Attorney General Josh Stein announced last week that he agrees with the arguments made in a lawsuit challenging state laws regulating the use of the abortion pill.
That raises the specter of another collusive settlement between Stein's office and liberal activists to undermine North Carolina law. The state attorney general is legally obligated to defend state laws in court, but Stein has made it a habit to attack them instead.
In this latest instance, a Chapel Hill doctor and pro-abortion activist sued Stein and members of the state medical board in January, claiming that North Carolina's abortion laws are invalid when it comes to the abortion pill mifepristone. Basically, the argument is that since federal regulations allow for the abortion pill to be dispensed via telemedicine and through a pharmacy, state law cannot be more restrictive than that.
Currently, North Carolina's abortion law does not distinguish between different methods of killing the unborn. Because state law requires abortions to be performed by a "qualified physician" in a certified clinic, that means abortion pills have to be dispensed there, too.
Stein's announcement makes it clear that he has no interest in defending North Carolina's law, and will actually argue against it in court. He could even enter into some sort of collusive settlement with the pro-abortion activists, nullifying parts of the state's abortion law.

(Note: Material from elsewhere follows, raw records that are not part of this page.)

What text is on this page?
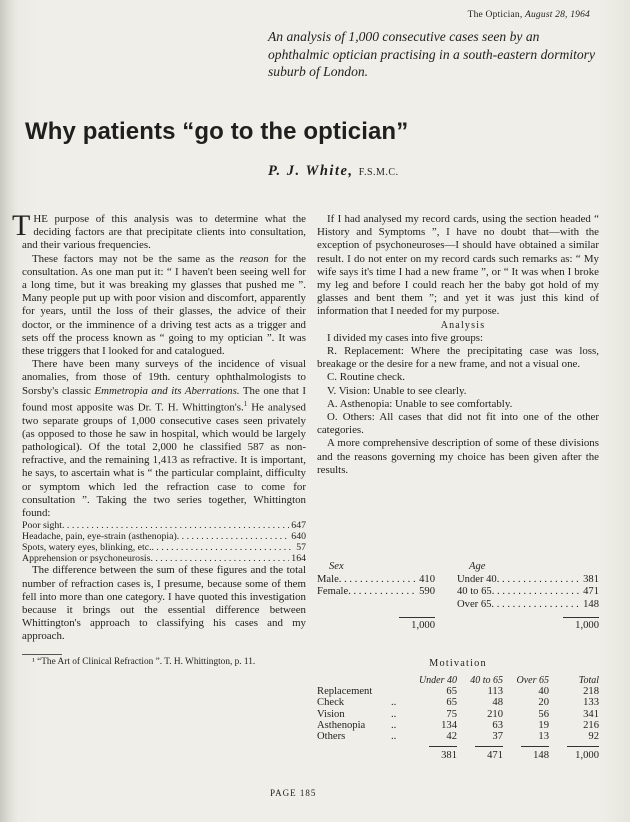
The Optician, August 28, 1964
An analysis of 1,000 consecutive cases seen by an ophthalmic optician practising in a south-eastern dormitory suburb of London.
Why patients “go to the optician”
P. J. White, F.S.M.C.

THE purpose of this analysis was to determine what the deciding factors are that precipitate clients into consultation, and their various frequencies.

These factors may not be the same as the reason for the consultation. As one man put it: “ I haven't been seeing well for a long time, but it was breaking my glasses that pushed me ”. Many people put up with poor vision and discomfort, apparently for years, until the loss of their glasses, the advice of their doctor, or the imminence of a driving test acts as a trigger and sets off the process known as “ going to my optician ”. It was these triggers that I looked for and catalogued.

There have been many surveys of the incidence of visual anomalies, from those of 19th. century ophthalmologists to Sorsby's classic Emmetropia and its Aberrations. The one that I found most apposite was Dr. T. H. Whittington's.$^1$ He analysed two separate groups of 1,000 consecutive cases seen privately (as opposed to those he saw in hospital, which would be largely pathological). Of the total 2,000 he classified 587 as non-refractive, and the remaining 1,413 as refractive. It is important, he says, to ascertain what is “ the particular complaint, difficulty or symptom which led the refraction case to come for consultation ”. Taking the two series together, Whittington found:

Poor sight . . .	647
Headache, pain, eye-strain (asthenopia) . . .	640
Spots, watery eyes, blinking, etc. . . .	57
Apprehension or psychoneurosis . . .	164

The difference between the sum of these figures and the total number of refraction cases is, I presume, because some of them fell into more than one category. I have quoted this investigation because it brings out the essential difference between Whittington's approach to classifying his cases and my approach.

¹ “The Art of Clinical Refraction ”. T. H. Whittington, p. 11.

If I had analysed my record cards, using the section headed “ History and Symptoms ”, I have no doubt that—with the exception of psychoneuroses—I should have obtained a similar result. I do not enter on my record cards such remarks as: “ My wife says it's time I had a new frame ”, or “ It was when I broke my leg and before I could reach her the baby got hold of my glasses and bent them ”; and yet it was just this kind of information that I needed for my purpose.

Analysis

I divided my cases into five groups:

R. Replacement: Where the precipitating case was loss, breakage or the desire for a new frame, and not a visual one.

C. Routine check.

V. Vision: Unable to see clearly.

A. Asthenopia: Unable to see comfortably.

O. Others: All cases that did not fit into one of the other categories.

A more comprehensive description of some of these divisions and the reasons governing my choice has been given after the results.

Sex
Male . . .	410
Female . . .	590
1,000
Age
Under 40 . . .	381
40 to 65 . . .	471
Over 65 . . .	148
1,000
Motivation
		Under 40	40 to 65	Over 65	Total
Replacement		65	113	40	218
Check	..	65	48	20	133
Vision	..	75	210	56	341
Asthenopia	..	134	63	19	216
Others	..	42	37	13	92

		381	471	148	1,000
PAGE 185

That would be similar to what happened in 2020, when the General Assembly and State Board of Elections struggled with how to handle a statewide election amid COVID restrictions. In that case, a Democrat activist sued Stein claiming North Carolina's absentee voting rules were too strict. Stein agreed and reached a "settlement" that made the state's voting laws much laxer.

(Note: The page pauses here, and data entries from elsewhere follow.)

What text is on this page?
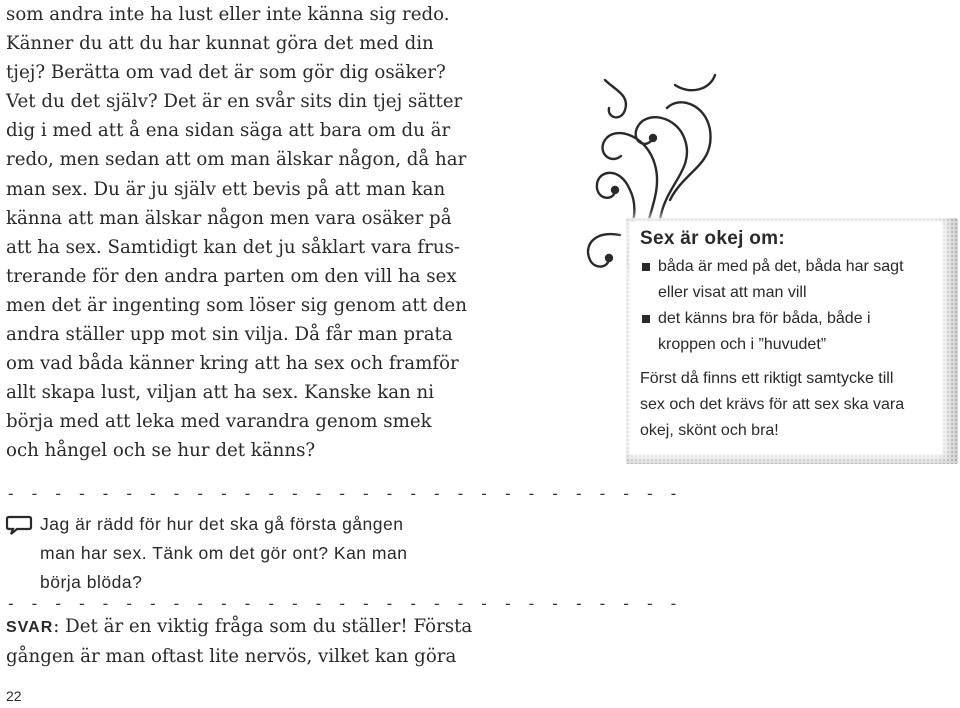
som andra inte ha lust eller inte känna sig redo.

Känner du att du har kunnat göra det med din

tjej? Berätta om vad det är som gör dig osäker?

Vet du det själv? Det är en svår sits din tjej sätter

dig i med att å ena sidan säga att bara om du är

redo, men sedan att om man älskar någon, då har

man sex. Du är ju själv ett bevis på att man kan

känna att man älskar någon men vara osäker på

att ha sex. Samtidigt kan det ju såklart vara frus-

trerande för den andra parten om den vill ha sex

men det är ingenting som löser sig genom att den

andra ställer upp mot sin vilja. Då får man prata

om vad båda känner kring att ha sex och framför

allt skapa lust, viljan att ha sex. Kanske kan ni

börja med att leka med varandra genom smek

och hångel och se hur det känns?

- - - - - - - - - - - - - - - - - - - - - - - - - - - - -

Jag är rädd för hur det ska gå första gången

man har sex. Tänk om det gör ont? Kan man

börja blöda?

- - - - - - - - - - - - - - - - - - - - - - - - - - - - -

SVAR: Det är en viktig fråga som du ställer! Första

gången är man oftast lite nervös, vilket kan göra

22
Sex är okej om:
båda är med på det, båda har sagt
eller visat att man vill
det känns bra för båda, både i
kroppen och i ”huvudet”
Först då finns ett riktigt samtycke till
sex och det krävs för att sex ska vara
okej, skönt och bra!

In 2021, the General Assembly ratified a bill that would prohibit such settlements without the approval of the state legislature. It was vetoed by Gov. Roy Cooper, and no override votes were taken.
It sounds like that law would come in awfully handy right about now.

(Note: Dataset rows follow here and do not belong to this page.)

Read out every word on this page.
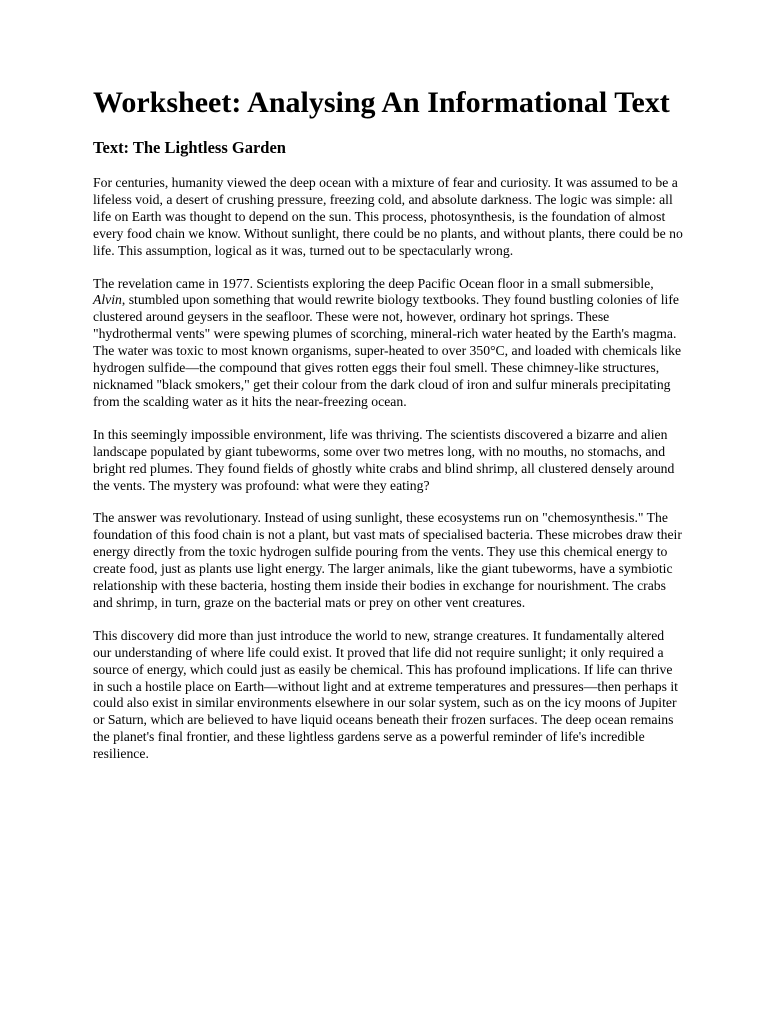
Worksheet: Analysing An Informational Text
Text: The Lightless Garden

For centuries, humanity viewed the deep ocean with a mixture of fear and curiosity. It was assumed to be a lifeless void, a desert of crushing pressure, freezing cold, and absolute darkness. The logic was simple: all life on Earth was thought to depend on the sun. This process, photosynthesis, is the foundation of almost every food chain we know. Without sunlight, there could be no plants, and without plants, there could be no life. This assumption, logical as it was, turned out to be spectacularly wrong.

The revelation came in 1977. Scientists exploring the deep Pacific Ocean floor in a small submersible, Alvin, stumbled upon something that would rewrite biology textbooks. They found bustling colonies of life clustered around geysers in the seafloor. These were not, however, ordinary hot springs. These "hydrothermal vents" were spewing plumes of scorching, mineral-rich water heated by the Earth's magma. The water was toxic to most known organisms, super-heated to over 350°C, and loaded with chemicals like hydrogen sulfide—the compound that gives rotten eggs their foul smell. These chimney-like structures, nicknamed "black smokers," get their colour from the dark cloud of iron and sulfur minerals precipitating from the scalding water as it hits the near-freezing ocean.

In this seemingly impossible environment, life was thriving. The scientists discovered a bizarre and alien landscape populated by giant tubeworms, some over two metres long, with no mouths, no stomachs, and bright red plumes. They found fields of ghostly white crabs and blind shrimp, all clustered densely around the vents. The mystery was profound: what were they eating?

The answer was revolutionary. Instead of using sunlight, these ecosystems run on "chemosynthesis." The foundation of this food chain is not a plant, but vast mats of specialised bacteria. These microbes draw their energy directly from the toxic hydrogen sulfide pouring from the vents. They use this chemical energy to create food, just as plants use light energy. The larger animals, like the giant tubeworms, have a symbiotic relationship with these bacteria, hosting them inside their bodies in exchange for nourishment. The crabs and shrimp, in turn, graze on the bacterial mats or prey on other vent creatures.

This discovery did more than just introduce the world to new, strange creatures. It fundamentally altered our understanding of where life could exist. It proved that life did not require sunlight; it only required a source of energy, which could just as easily be chemical. This has profound implications. If life can thrive in such a hostile place on Earth—without light and at extreme temperatures and pressures—then perhaps it could also exist in similar environments elsewhere in our solar system, such as on the icy moons of Jupiter or Saturn, which are believed to have liquid oceans beneath their frozen surfaces. The deep ocean remains the planet's final frontier, and these lightless gardens serve as a powerful reminder of life's incredible resilience.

North Carolina headed to another massive budget surplus
North Carolina is projected to collect $3.2 billion in taxes above the amount expected in the budget, according to a new forecast from economists with the Office of State Budget and Management and the General Assembly's Fiscal Research Division.
In many ways, this is a good thing. You'd much rather have a budget surplus than a budget deficit. It also shows that North Carolina's economy continues to grow faster than projected. It's truly an economic success story.
However, another massive budget surplus also shows that the state is collecting far more in taxes than it needs. The personal income tax rate has been falling, but clearly not fast enough.
Sen. Danny Britt considering run for attorney general
Robeson County Republican Sen. Danny Britt is considering a run for N.C. attorney general, and will likely make a decision by June, according to the Do Politics Better podcast. Last week, Britt posted on Twitter that he had a meeting with the consulting group The Differentiators about his "political options." In follow-up texts with the Do Politics Better folks, Britt reportedly said that some other potential "big names" were considering getting in the AG race and their decisions would influence whether he jumps in himself.
Former Rep. Tom Murry has already announced a campaign for the office, and N.C. Chamber general counsel Ray Starling has hinted that he may seek the Republican nomination for attorney general as well.
1 good idea from another state
Florida considers dropping sales tax on baby, toddler items. As part of a broader sales tax realignment, Florida is considering eliminating the sales tax on vital baby and toddler necessities like cribs, strollers and clothing.
Sales tax collections on goods and services are a large part of the surplus. How about cutting back the NC portion of that levy? That is where the consumer hurts the most - on monthly budget items they must buy. And everyone is being taxed on inflated sales prices so it just gets worse every month.
I believe that state legislatures in the future will be the battleground for change and salutary legislation. And we need more legislators who are committed to real reform instead of re-election.